BMJ Case Rep. 2023 Sep 27;16(9):e255291. doi: 10.1136/bcr-2023-255291.
Toxic leukoencephalopathy (TLE) is a rare pathology caused by various substances including opioids (notably heroin), immunosuppressants, chemotherapy agents, cocaine, alcohol and carbon monoxide. However, although heroin is metabolised by the body into morphine, there is a striking paucity in cases of primary oral morphine-induced TLE, especially in the adult population. We present the case of a man in his 40s admitted to hospital in respiratory depression with a Glasgow Coma Scale (GCS) score of 6 after taking an overdose of oral morphine sulphate. Following a complete recovery to baseline, he was then readmitted with an acute deterioration in his neurobehavioural condition. Initial investigations returned normal but MRI showed changes characteristic for TLE.In cases of opioid toxicity such as ours, TLE is difficult to differentiate from delayed post-hypoxic leukoencephalopathy, due to their similar clinical presentation, disease progression and radiological manifestation. We explore how clinicians can approach this diagnostic uncertainty.

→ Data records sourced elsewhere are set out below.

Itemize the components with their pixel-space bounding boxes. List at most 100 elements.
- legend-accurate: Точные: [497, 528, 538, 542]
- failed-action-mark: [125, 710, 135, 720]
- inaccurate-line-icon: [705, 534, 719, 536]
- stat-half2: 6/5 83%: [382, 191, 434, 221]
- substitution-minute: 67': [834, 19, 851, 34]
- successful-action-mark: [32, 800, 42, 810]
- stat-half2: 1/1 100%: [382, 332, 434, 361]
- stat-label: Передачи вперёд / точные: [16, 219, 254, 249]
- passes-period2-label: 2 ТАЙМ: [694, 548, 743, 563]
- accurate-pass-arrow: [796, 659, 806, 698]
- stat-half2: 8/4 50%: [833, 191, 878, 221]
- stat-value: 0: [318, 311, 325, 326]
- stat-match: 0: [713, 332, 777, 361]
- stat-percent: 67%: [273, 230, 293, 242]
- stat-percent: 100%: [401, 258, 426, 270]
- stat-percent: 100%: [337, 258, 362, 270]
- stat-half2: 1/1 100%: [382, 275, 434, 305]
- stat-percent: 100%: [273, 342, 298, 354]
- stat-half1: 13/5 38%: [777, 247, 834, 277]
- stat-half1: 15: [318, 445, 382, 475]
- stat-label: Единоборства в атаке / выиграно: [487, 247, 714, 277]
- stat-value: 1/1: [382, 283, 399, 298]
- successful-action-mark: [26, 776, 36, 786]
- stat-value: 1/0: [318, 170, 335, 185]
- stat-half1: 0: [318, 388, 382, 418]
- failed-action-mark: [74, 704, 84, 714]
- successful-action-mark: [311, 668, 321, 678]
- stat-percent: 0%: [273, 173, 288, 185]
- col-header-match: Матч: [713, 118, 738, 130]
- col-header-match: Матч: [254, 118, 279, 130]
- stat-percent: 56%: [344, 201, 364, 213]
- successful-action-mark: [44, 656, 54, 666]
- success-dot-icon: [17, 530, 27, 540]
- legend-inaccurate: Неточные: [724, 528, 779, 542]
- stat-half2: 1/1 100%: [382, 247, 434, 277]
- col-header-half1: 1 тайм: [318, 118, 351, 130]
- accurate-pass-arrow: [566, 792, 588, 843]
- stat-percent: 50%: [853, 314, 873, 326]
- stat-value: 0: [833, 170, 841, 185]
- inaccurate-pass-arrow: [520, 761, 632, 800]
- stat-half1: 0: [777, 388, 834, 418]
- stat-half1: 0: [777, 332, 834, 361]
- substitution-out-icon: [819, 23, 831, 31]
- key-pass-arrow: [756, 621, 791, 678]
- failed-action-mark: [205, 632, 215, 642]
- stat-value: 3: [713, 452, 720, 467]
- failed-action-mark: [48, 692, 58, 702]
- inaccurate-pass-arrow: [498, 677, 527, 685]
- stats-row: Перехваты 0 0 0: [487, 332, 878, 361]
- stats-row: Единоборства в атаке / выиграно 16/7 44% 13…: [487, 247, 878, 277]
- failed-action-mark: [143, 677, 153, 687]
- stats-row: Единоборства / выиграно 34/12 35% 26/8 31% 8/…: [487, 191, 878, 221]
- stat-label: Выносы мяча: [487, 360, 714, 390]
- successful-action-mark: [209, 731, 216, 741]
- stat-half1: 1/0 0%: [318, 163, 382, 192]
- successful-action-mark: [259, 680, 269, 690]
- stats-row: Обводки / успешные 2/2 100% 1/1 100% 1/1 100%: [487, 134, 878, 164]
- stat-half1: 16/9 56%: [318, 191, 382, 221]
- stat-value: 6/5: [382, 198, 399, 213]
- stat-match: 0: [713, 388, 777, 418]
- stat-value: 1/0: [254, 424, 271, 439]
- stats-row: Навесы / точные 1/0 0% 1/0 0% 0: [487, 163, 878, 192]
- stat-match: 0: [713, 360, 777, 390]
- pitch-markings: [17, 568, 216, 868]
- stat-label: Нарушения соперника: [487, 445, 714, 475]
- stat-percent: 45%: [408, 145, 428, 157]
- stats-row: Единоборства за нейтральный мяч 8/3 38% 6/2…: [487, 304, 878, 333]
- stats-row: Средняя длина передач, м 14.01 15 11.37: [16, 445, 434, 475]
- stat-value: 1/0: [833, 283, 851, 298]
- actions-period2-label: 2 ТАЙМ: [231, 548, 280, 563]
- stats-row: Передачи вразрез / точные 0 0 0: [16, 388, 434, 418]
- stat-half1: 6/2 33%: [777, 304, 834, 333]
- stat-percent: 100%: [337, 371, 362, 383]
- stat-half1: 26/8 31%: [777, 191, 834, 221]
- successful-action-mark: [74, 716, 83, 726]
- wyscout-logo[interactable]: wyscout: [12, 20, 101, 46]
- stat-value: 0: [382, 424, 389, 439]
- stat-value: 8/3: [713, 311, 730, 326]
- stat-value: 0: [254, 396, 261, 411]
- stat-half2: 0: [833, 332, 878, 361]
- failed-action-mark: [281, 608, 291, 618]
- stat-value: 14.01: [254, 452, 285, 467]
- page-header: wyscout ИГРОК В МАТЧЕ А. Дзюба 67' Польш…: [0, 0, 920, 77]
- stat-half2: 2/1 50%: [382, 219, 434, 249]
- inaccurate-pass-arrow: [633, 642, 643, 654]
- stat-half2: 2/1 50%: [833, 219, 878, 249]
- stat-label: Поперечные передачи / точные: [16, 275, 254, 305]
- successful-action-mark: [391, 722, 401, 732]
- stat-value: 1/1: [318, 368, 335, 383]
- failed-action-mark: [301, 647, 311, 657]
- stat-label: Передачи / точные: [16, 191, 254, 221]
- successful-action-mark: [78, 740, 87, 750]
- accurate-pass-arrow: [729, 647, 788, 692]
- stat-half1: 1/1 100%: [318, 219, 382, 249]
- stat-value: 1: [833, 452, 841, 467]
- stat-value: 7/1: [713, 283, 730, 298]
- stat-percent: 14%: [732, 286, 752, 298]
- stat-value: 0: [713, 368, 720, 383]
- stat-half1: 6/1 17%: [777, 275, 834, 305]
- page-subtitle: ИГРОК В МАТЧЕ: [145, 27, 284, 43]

中毒性脑白质病(TLE)是一种由多种物质引起的罕见疾病,包括阿片类药物(特别是海洛因)、免疫抑制剂、化疗药物、可卡因、酒精和一氧化碳。然而,尽管海洛因在体内代谢为吗啡,但原发性口服吗啡引起的 TLE 病例极为罕见,特别是在成年人群中。我们报告了一名 40 多岁男子的病例,他因口服硫酸吗啡过量导致呼吸抑制而住院,格拉斯哥昏迷评分(GCS)为 6 分。在完全恢复到基线后,他因神经行为状况急性恶化再次入院。初步检查结果正常,但 MRI 显示出 TLE 的特征性变化。在我们这样的阿片类药物中毒的情况下,由于其临床表现、疾病进展和影像学表现相似,TLE 很难与迟发性缺氧性脑白质病区分开来。我们探讨了临床医生如何处理这种诊断上的不确定性。